The Parquet connector enables exporting data in Parquet format to the local filesystem.

Connector-specific Connection Properties

Property nameDescription
path
 Path to the local filesystem

Parquet Connector Data Source Creation

CALL SYSADMIN.createConnection(name => <parquetalias>, jbossCLITemplateName => 'ufile', connectionOrResourceAdapterProperties => 'path="path/to/folder"') ;;
CALL SYSADMIN.createDataSource(name => <parquetalias>, translator => 'parquet', modelProperties => null, translatorProperties => null) ;;
SQL

Model Properties

NameDescriptionDefault value
importer.loadMetadataWhen set to TRUE, the data source will load the metadata of the tables that were present in the folder prior to data source creationFALSE

Usage

Data is exported using the SELECT INTO command:

SELECT *
INTO <parquet data source name>.<table name> 
FROM ... 
SQL

The data will be exported into the folder specified in the path connection property. The table is represented by a folder named according to the following pattern: <parquet data source name>_<table name>.parquet. The folder contains files named like <table name>_<UID>.parquet. When new data is inserted into a table, a new file is created in the respective table folder with new data appended to the old data.

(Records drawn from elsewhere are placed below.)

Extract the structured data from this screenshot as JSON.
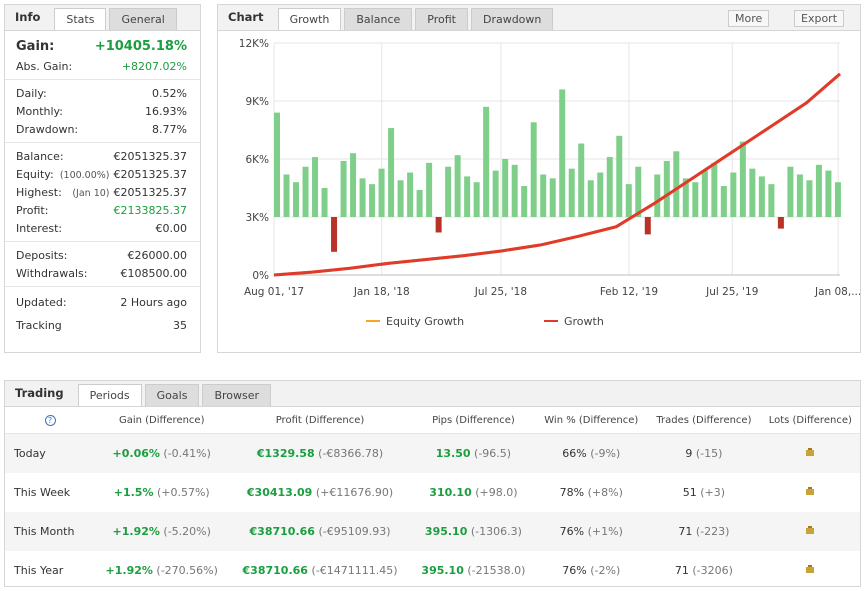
{
  "info": {
    "tabs": [
      "Info",
      "Stats",
      "General"
    ],
    "groups": [
      [
        {
          "label": "Gain:",
          "value": "+10405.18%",
          "color": "#1a9e3f"
        },
        {
          "label": "Abs. Gain:",
          "value": "+8207.02%",
          "color": "#1a9e3f"
        }
      ],
      [
        {
          "label": "Daily:",
          "value": "0.52%"
        },
        {
          "label": "Monthly:",
          "value": "16.93%"
        },
        {
          "label": "Drawdown:",
          "value": "8.77%"
        }
      ],
      [
        {
          "label": "Balance:",
          "value": "€2051325.37"
        },
        {
          "label": "Equity:",
          "note": "(100.00%)",
          "value": "€2051325.37"
        },
        {
          "label": "Highest:",
          "note": "(Jan 10)",
          "value": "€2051325.37"
        },
        {
          "label": "Profit:",
          "value": "€2133825.37",
          "color": "#1a9e3f"
        },
        {
          "label": "Interest:",
          "value": "€0.00"
        }
      ],
      [
        {
          "label": "Deposits:",
          "value": "€26000.00"
        },
        {
          "label": "Withdrawals:",
          "value": "€108500.00"
        }
      ],
      [
        {
          "label": "Updated:",
          "value": "2 Hours ago"
        },
        {
          "label": "Tracking",
          "value": "35"
        }
      ]
    ]
  },
  "chart_panel": {
    "title": "Chart",
    "tabs": [
      "Growth",
      "Balance",
      "Profit",
      "Drawdown"
    ],
    "buttons": [
      "More",
      "Export"
    ]
  },
  "chart_data": {
    "type": "line",
    "x": [
      0,
      60,
      120,
      180,
      240,
      300,
      360,
      420,
      480,
      540,
      600,
      660,
      720,
      780,
      840,
      893
    ],
    "series": [
      {
        "name": "Equity Growth",
        "color": "#f5a623",
        "values": [
          0,
          150,
          350,
          600,
          800,
          1000,
          1250,
          1550,
          2000,
          2500,
          3700,
          5000,
          6300,
          7600,
          8900,
          10405
        ]
      },
      {
        "name": "Growth",
        "color": "#e03a2f",
        "values": [
          0,
          150,
          350,
          600,
          800,
          1000,
          1250,
          1550,
          2000,
          2500,
          3700,
          5000,
          6300,
          7600,
          8900,
          10405
        ]
      }
    ],
    "bars": {
      "color": "#7fcf8a",
      "neg_color": "#b83228",
      "x": [
        0,
        15,
        30,
        45,
        60,
        75,
        90,
        105,
        120,
        135,
        150,
        165,
        180,
        195,
        210,
        225,
        240,
        255,
        270,
        285,
        300,
        315,
        330,
        345,
        360,
        375,
        390,
        405,
        420,
        435,
        450,
        465,
        480,
        495,
        510,
        525,
        540,
        555,
        570,
        585,
        600,
        615,
        630,
        645,
        660,
        675,
        690,
        705,
        720,
        735,
        750,
        765,
        780,
        795,
        810,
        825,
        840,
        855,
        870,
        885
      ],
      "values": [
        8400,
        5200,
        4800,
        5600,
        6100,
        4500,
        1200,
        5900,
        6300,
        5000,
        4700,
        5500,
        7600,
        4900,
        5300,
        4400,
        5800,
        2200,
        5600,
        6200,
        5100,
        4800,
        8700,
        5400,
        6000,
        5700,
        4600,
        7900,
        5200,
        5000,
        9600,
        5500,
        6800,
        4900,
        5300,
        6100,
        7200,
        4700,
        5600,
        2100,
        5200,
        5900,
        6400,
        5000,
        4800,
        5400,
        5800,
        4600,
        5300,
        6900,
        5500,
        5100,
        4700,
        2400,
        5600,
        5200,
        4900,
        5700,
        5400,
        4800
      ]
    },
    "xlim": [
      0,
      893
    ],
    "xticks": [
      {
        "value": 0,
        "label": "Aug 01, '17"
      },
      {
        "value": 170,
        "label": "Jan 18, '18"
      },
      {
        "value": 358,
        "label": "Jul 25, '18"
      },
      {
        "value": 560,
        "label": "Feb 12, '19"
      },
      {
        "value": 723,
        "label": "Jul 25, '19"
      },
      {
        "value": 890,
        "label": "Jan 08,..."
      }
    ],
    "ylim": [
      0,
      12000
    ],
    "yticks": [
      {
        "value": 0,
        "label": "0%"
      },
      {
        "value": 3000,
        "label": "3K%"
      },
      {
        "value": 6000,
        "label": "6K%"
      },
      {
        "value": 9000,
        "label": "9K%"
      },
      {
        "value": 12000,
        "label": "12K%"
      }
    ],
    "grid": true
  },
  "trading": {
    "tabs": [
      "Trading",
      "Periods",
      "Goals",
      "Browser"
    ],
    "columns": [
      "?",
      "Gain (Difference)",
      "Profit (Difference)",
      "Pips (Difference)",
      "Win % (Difference)",
      "Trades (Difference)",
      "Lots (Difference)"
    ],
    "rows": [
      {
        "label": "Today",
        "cells": [
          {
            "value": "+0.06%",
            "diff": "(-0.41%)"
          },
          {
            "value": "€1329.58",
            "diff": "(-€8366.78)"
          },
          {
            "value": "13.50",
            "diff": "(-96.5)"
          },
          {
            "value": "66%",
            "diff": "(-9%)"
          },
          {
            "value": "9",
            "diff": "(-15)"
          }
        ]
      },
      {
        "label": "This Week",
        "cells": [
          {
            "value": "+1.5%",
            "diff": "(+0.57%)"
          },
          {
            "value": "€30413.09",
            "diff": "(+€11676.90)"
          },
          {
            "value": "310.10",
            "diff": "(+98.0)"
          },
          {
            "value": "78%",
            "diff": "(+8%)"
          },
          {
            "value": "51",
            "diff": "(+3)"
          }
        ]
      },
      {
        "label": "This Month",
        "cells": [
          {
            "value": "+1.92%",
            "diff": "(-5.20%)"
          },
          {
            "value": "€38710.66",
            "diff": "(-€95109.93)"
          },
          {
            "value": "395.10",
            "diff": "(-1306.3)"
          },
          {
            "value": "76%",
            "diff": "(+1%)"
          },
          {
            "value": "71",
            "diff": "(-223)"
          }
        ]
      },
      {
        "label": "This Year",
        "cells": [
          {
            "value": "+1.92%",
            "diff": "(-270.56%)"
          },
          {
            "value": "€38710.66",
            "diff": "(-€1471111.45)"
          },
          {
            "value": "395.10",
            "diff": "(-21538.0)"
          },
          {
            "value": "76%",
            "diff": "(-2%)"
          },
          {
            "value": "71",
            "diff": "(-3206)"
          }
        ]
      }
    ],
    "value_color": "#1a9e3f"
  }
}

You can also create a table using the CREATE TABLE statement. However, the physical file will only be created when some data is inserted into this table using the INSERT VALUES or INSERT SELECT statement.

Example

CALL SYSADMIN.createConnection(name => 'parquet_1', jbossCLITemplateName => 'ufile', connectionOrResourceAdapterProperties => 'path="/home/exportuser/examples"') ;;
CALL SYSADMIN.createDataSource(name => 'parquet_1', translator => 'parquet', modelProperties => 'importer.loadMetadata=true', translatorProperties => null) ;;
 
SELECT * 
INTO parquet_1.example_salesorderdetail
FROM adventurework.salesorderdetail ;;
SQL

As a result of this call, the content of the salesorderdetail table in the adventureworks schema will be exported into the example_salesorderdetail_1e04e8d5-f963-11ed-a1bc-0a0027000003.parquet file in the /home/exportuser/examples/parquet_1.example_salesorderdetail.parquet folder.

See Also

Parquet File Creation and S3 Storage with Data Virtuality to learn how to take any data source table and create a local Parquet file

Query Parquet Files in Data Virtuality Using Amazon Athena for information on how to read from Parquet

Since v.3.9:

  • ufile jbossCLITemplateName is used for creating Parquet data sources;
  • importer.loadMetadata model property is available;
  • Tables are stored in dedicated folders;
  • Files are not re-written when inserting data;
  • Reading from Parquet tables is possible.